Question

Which of the following species have same bond order? I. \( \mathrm{H_2} \)
II. \( \mathrm{B_2} \)
III. \( \mathrm{O_2^{2-}} \)
IV. \( \mathrm{Be_2} \)
V. \( \mathrm{N_2} \)
Correct option is:

• A. I and II
• B. I, II and III
• C. I, II and IV
• D. I, IV and V

Hint:

Always remember: \( \mathrm{O_2^{2-}} \) has bond order 1 (like single bond).

Answer 1

The Correct Option is B

Step 1: Understanding the Concept:
Bond order is calculated based on Molecular Orbital (MO) Theory.
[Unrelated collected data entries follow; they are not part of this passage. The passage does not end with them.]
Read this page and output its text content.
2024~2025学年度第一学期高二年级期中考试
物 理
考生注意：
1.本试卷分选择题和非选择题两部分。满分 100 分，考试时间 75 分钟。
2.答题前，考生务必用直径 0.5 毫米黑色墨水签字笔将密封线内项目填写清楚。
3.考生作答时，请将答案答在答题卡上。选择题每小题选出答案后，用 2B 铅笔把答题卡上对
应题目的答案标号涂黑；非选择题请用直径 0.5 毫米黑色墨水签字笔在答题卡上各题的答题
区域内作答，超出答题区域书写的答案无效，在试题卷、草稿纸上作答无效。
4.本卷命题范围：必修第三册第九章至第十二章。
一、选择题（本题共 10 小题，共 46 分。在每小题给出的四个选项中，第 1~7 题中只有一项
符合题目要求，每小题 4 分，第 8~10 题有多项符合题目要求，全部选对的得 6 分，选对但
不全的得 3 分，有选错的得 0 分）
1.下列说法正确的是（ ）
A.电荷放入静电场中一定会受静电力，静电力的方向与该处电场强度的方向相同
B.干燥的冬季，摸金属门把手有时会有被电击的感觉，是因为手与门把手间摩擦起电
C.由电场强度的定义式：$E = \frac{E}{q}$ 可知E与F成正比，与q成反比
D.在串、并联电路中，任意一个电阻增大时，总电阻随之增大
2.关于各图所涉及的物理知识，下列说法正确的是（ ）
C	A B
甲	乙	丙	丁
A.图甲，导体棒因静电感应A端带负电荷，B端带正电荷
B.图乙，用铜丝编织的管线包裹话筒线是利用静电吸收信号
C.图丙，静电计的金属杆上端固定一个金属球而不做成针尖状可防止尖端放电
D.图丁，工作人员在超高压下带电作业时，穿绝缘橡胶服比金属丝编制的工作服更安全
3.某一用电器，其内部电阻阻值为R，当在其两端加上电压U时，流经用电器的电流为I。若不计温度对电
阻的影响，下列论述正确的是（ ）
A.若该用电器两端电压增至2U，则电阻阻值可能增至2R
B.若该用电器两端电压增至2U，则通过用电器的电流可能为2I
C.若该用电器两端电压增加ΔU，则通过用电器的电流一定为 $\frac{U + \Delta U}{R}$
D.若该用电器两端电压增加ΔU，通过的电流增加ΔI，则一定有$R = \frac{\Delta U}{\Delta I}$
It indicates the stability of a molecule.
Step 3: Detailed Explanation:
1. \(\text{H}_{2}\) (\(2e^{-}\)): \((\sigma 1s)^{2}\).
\[ BO = \frac{1}{2}(2 - 0) = 1 \]
2. \(\text{B}_{2}\) (\(10e^{-}\)): \((\sigma 1s)^{2} (\sigma^* 1s)^{2} (\sigma 2s)^{2} (\sigma^* 2s)^{2} (\pi 2p_x)^{1} (\pi 2p_y)^{1}\).
\[ BO = \frac{1}{2}(6 - 4) = 1 \]
3. \(\text{O}_{2}^{2-}\) (\(18e^{-}\)): Peroxide ion has configuration like \(F_{2}\).
\[ BO = \frac{1}{2}(10 - 8) = 1 \]
4. \(\text{Be}_{2}\) (\(8e^{-}\)): \((\sigma 1s)^{2} (\sigma^* 1s)^{2} (\sigma 2s)^{2} (\sigma^* 2s)^{2}\).
\[ BO = \frac{1}{2}(4 - 4) = 0 \]
5. \(\text{N}_{2}\) (\(14e^{-}\)):
\[ BO = \frac{1}{2}(10 - 4) = 3 \]
Thus, species I, II, and III all have a bond order of 1.
Step 4: Final Answer:
The correct option is (B).